Weeping On The Toilet Again…
Today, I ended up weeping on the toilet again. It happens from time to time — when memories of my childhood creep in, today it was the loss of my boyfriend. I was 16 when I learned that love doesn’t last forever.
His name was Christopher, and he was my high school sweetheart — the first boy who held my hand like it meant something. We were just kids, but it felt like more than that, because first love always does. It’s the kind of love that makes you believe in forever.
But forever isn’t real.
He was pushed from a building by a kid on drugs. I don’t even remember who told me or what they said. I only remember the fall — the way the words “he fell” sank into my mind like a stone dropped into water, rippling out in slow, sick waves.
Chris didn’t die right away. That’s the thing no one tells you about real-life tragedy — death doesn’t always come like a thief in the night. Sometimes, it lingers. It stays. I watched him slip away, piece by piece, from a traumatic brain injury — his body still here, his soul somewhere far away.
I remember the quiet hum of machines, the way the light caught in the sterile corners of the ICU. I swear I saw sparkles in the room, like something bigger than all of us had settled there for a moment, waiting.
And this is why, every morning, I go to McDonald’s for coffee. The Ronald McDonald House covered his month-long ICU bill, the one his mother couldn’t afford. It’s strange, the places you find small mercies. Some debts you pay with gratitude for the rest of your life.
That image stayed with me. His face, his breath slowing. I didn’t know hearts could break that young, but mine did, and it never healed quite right.
Love, they said, would find me again. People threw platitudes at me like handfuls of dirt on a coffin: “You’ll move on.” “You’re still so young.” “Time heals.”
But time didn’t heal anything. Time just taught me to live around the ache.
What haunted me most wasn’t his death. It was the fragility of it all — how something as big as love, as important as us, could end because of one cruel, random moment.
Love was fleeting. I saw it, lived it, held it in my hands and felt it slip through my fingers. And no one — no one — could tell me why.
So I became obsessed.
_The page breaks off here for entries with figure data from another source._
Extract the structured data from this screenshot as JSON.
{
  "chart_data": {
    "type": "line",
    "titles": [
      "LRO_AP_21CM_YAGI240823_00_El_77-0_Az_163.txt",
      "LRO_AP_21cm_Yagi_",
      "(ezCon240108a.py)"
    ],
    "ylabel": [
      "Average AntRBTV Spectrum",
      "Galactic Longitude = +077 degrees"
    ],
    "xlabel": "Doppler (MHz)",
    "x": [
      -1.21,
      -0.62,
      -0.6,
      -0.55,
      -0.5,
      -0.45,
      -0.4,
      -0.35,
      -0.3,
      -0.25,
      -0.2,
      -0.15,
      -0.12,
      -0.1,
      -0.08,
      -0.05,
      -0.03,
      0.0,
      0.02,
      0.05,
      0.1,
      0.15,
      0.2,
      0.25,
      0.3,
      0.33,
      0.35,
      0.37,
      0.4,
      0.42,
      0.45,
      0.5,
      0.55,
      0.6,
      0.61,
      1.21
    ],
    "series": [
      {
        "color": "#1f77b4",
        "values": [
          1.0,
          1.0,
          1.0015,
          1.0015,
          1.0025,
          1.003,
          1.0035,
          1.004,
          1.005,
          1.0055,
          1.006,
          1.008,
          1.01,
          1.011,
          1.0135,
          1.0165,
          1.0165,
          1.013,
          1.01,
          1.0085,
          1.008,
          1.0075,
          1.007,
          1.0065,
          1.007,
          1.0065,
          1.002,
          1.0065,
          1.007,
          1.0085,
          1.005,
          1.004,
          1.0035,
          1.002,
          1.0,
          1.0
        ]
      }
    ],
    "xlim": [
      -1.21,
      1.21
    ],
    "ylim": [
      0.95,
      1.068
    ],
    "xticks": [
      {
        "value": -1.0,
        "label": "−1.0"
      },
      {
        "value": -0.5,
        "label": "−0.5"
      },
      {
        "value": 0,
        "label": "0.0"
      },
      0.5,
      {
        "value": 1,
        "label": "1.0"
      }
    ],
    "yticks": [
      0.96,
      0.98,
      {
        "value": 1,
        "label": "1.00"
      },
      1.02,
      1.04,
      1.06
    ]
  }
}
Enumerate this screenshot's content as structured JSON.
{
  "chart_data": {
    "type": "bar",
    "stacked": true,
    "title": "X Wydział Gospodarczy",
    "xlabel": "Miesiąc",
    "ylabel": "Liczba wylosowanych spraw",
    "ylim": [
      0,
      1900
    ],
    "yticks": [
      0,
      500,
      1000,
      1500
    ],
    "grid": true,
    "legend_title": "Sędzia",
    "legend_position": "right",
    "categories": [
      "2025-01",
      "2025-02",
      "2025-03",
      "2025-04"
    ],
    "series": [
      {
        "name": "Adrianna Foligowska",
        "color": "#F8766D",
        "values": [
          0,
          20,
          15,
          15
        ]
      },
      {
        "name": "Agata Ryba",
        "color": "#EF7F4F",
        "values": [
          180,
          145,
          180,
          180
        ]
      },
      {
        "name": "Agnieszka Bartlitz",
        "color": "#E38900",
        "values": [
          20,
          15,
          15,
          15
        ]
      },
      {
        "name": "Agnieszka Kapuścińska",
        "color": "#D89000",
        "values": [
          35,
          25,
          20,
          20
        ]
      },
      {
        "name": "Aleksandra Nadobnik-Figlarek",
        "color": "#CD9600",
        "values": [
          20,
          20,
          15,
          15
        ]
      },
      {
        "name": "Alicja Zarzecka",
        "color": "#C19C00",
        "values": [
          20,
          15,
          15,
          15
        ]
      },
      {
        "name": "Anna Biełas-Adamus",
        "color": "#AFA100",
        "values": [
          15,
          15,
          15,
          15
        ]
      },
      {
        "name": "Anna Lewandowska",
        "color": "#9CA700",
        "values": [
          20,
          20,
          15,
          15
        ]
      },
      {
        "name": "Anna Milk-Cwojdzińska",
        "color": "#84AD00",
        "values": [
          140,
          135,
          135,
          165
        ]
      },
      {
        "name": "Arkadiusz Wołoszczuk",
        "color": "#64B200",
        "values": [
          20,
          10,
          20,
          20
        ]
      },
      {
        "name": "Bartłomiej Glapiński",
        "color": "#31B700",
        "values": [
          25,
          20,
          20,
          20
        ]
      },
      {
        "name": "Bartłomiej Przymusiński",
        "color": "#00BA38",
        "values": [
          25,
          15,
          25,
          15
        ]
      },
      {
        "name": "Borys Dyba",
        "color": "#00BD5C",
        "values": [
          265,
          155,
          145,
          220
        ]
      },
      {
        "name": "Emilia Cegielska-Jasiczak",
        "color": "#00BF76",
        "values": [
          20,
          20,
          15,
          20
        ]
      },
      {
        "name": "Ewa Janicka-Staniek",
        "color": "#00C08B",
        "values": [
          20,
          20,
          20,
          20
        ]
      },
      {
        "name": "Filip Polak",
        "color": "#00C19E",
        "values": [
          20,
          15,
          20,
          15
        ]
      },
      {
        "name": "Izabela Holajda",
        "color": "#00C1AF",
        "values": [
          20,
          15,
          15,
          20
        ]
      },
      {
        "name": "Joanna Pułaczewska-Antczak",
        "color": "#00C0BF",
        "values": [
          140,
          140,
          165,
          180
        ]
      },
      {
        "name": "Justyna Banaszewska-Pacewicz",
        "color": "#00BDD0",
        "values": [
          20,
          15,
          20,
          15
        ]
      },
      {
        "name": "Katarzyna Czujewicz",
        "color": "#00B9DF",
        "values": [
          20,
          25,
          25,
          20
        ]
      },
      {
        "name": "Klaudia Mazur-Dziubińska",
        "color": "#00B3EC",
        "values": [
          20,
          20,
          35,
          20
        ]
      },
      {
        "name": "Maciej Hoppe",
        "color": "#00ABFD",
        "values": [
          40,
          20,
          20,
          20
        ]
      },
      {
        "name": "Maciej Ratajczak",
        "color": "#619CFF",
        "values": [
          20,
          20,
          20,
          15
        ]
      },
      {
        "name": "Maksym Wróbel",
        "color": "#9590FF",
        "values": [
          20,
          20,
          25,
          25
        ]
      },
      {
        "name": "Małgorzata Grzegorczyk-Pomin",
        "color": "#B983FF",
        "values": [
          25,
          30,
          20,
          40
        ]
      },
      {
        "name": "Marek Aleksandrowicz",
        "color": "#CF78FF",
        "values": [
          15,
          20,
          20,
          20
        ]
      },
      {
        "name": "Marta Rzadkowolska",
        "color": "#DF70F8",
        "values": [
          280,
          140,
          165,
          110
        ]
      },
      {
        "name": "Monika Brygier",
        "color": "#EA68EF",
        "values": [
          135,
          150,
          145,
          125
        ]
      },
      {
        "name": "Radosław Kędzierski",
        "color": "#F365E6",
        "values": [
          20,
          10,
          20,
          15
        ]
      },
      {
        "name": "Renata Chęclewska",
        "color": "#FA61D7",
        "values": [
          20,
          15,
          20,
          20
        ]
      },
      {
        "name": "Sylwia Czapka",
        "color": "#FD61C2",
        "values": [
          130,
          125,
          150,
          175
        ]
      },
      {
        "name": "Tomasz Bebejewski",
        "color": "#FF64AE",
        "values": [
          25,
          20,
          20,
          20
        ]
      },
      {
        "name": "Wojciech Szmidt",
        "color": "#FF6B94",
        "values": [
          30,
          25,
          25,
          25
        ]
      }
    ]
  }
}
Not with grief, but with the nature of love itself. How could something so powerful be so fragile? Could it be anchored, made unshakable? Could love be rewired into something lasting — something that couldn’t be taken away?
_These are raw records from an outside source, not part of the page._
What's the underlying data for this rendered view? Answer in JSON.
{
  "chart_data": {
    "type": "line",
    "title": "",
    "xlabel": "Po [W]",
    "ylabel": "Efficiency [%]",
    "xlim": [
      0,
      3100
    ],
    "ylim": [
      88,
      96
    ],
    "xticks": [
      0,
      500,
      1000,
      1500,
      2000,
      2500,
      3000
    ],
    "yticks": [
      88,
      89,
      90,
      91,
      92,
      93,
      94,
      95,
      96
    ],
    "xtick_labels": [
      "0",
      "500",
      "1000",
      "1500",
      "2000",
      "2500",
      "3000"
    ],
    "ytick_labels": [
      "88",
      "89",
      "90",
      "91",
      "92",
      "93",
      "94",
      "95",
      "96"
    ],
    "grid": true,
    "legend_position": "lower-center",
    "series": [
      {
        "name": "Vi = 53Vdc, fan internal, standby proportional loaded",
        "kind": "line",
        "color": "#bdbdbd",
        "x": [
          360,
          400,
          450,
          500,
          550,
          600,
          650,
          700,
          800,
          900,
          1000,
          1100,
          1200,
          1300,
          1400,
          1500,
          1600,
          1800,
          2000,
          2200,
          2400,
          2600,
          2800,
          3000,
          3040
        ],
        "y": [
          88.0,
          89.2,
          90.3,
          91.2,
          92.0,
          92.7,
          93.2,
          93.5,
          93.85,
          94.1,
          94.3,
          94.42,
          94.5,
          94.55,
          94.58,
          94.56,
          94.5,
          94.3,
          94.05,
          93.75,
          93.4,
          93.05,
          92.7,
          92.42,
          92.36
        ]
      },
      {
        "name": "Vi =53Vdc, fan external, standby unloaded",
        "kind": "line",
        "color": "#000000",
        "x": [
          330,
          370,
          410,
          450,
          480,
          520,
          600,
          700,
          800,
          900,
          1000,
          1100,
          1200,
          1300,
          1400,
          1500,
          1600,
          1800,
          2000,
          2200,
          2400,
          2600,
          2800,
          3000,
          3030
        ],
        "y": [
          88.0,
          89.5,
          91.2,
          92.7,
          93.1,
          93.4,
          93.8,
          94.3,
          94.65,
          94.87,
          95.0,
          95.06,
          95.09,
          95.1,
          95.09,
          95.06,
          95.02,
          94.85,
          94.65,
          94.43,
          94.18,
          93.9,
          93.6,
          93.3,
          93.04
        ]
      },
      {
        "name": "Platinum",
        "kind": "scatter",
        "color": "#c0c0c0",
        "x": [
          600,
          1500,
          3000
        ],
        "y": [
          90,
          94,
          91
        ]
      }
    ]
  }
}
While others tried to distract themselves with normal teenage things, I disappeared into books and ideas that no one else seemed to care about — I studied the mind because I believed the mind held the answer.
If the heart was too fragile, then the mind could protect it.
If love could end, then maybe I could learn to anchor it — deeper than emotion, deeper than memory — into the very fabric of someone’s being.
It wasn’t control I wanted. It was forever.
People call me a hypnotist now. They come to me for all kinds of reasons — pleasure, freedom, escape — but the truth is, I’m still searching for the same thing I was at 16: how to make love last.
Hypnosis taught me that the mind can be shaped, rewired, and anchored. It can be guided into trust, into desire, into connection so deep it feels infinite.
It feels like love.
But here’s the paradox: I’ve spent my life mastering the art of anchoring love, and yet I know — deep down — that love is fleeting. It always has been. It’s not meant to stay.
And that’s where my journey becomes its own kind of romance. I’ve turned my wound into my work, my longing into a purpose. I help people hold onto the things that slip away too easily: trust, passion, intimacy.
- For the man who’s been betrayed, I show him how to trust again.
- For the couple who feels the spark has died, I teach them how to anchor desire until it burns brighter than ever before.
- And for those who crave connection — who are afraid of the emptiness — I guide them into the depths of themselves, where love can be felt in ways they never thought possible.
I give them the illusion of forever.
Chris is still with me. He’s in every session I lead, every mind I guide. When I teach someone to surrender to love, I think of him.
Sometimes, I wonder if I’m just chasing ghosts — if my desire to anchor love in others is really just my way of keeping him alive. I couldn’t save him. I couldn’t hold onto us. But maybe I can teach others how to hold on longer, how to make love feel like it will never leave.
That’s what makes me who I am. I’m not just a hypnotist. I’m a woman who knows what it means to lose something that mattered more than anything else.
Here’s what I’ve learned:
Love is fleeting. It’s fragile and chaotic and unfair. And yet, we chase it anyway. We hold onto it because even if it’s fleeting, it’s worth everything.
My work is a rebellion against the impermanence of it all. When I guide someone deeper, when I help them anchor love, I’m not pretending the world is fair. I’m not denying that love can end. I’m just proving that for a little while, it doesn’t have to.
We can make love feel unshakable. We can shape it into something that feels eternal.
And maybe that’s enough.
“Close your eyes,” I tell them softly. “Let go of what you’re holding onto. Let me guide you into something deeper.”
For them, it’s an experience. For me, it’s the answer I’ve been chasing since I was 16.
Love may not last forever, but for a little while, it can feel like it does. And maybe — just maybe — that’s what forever really means.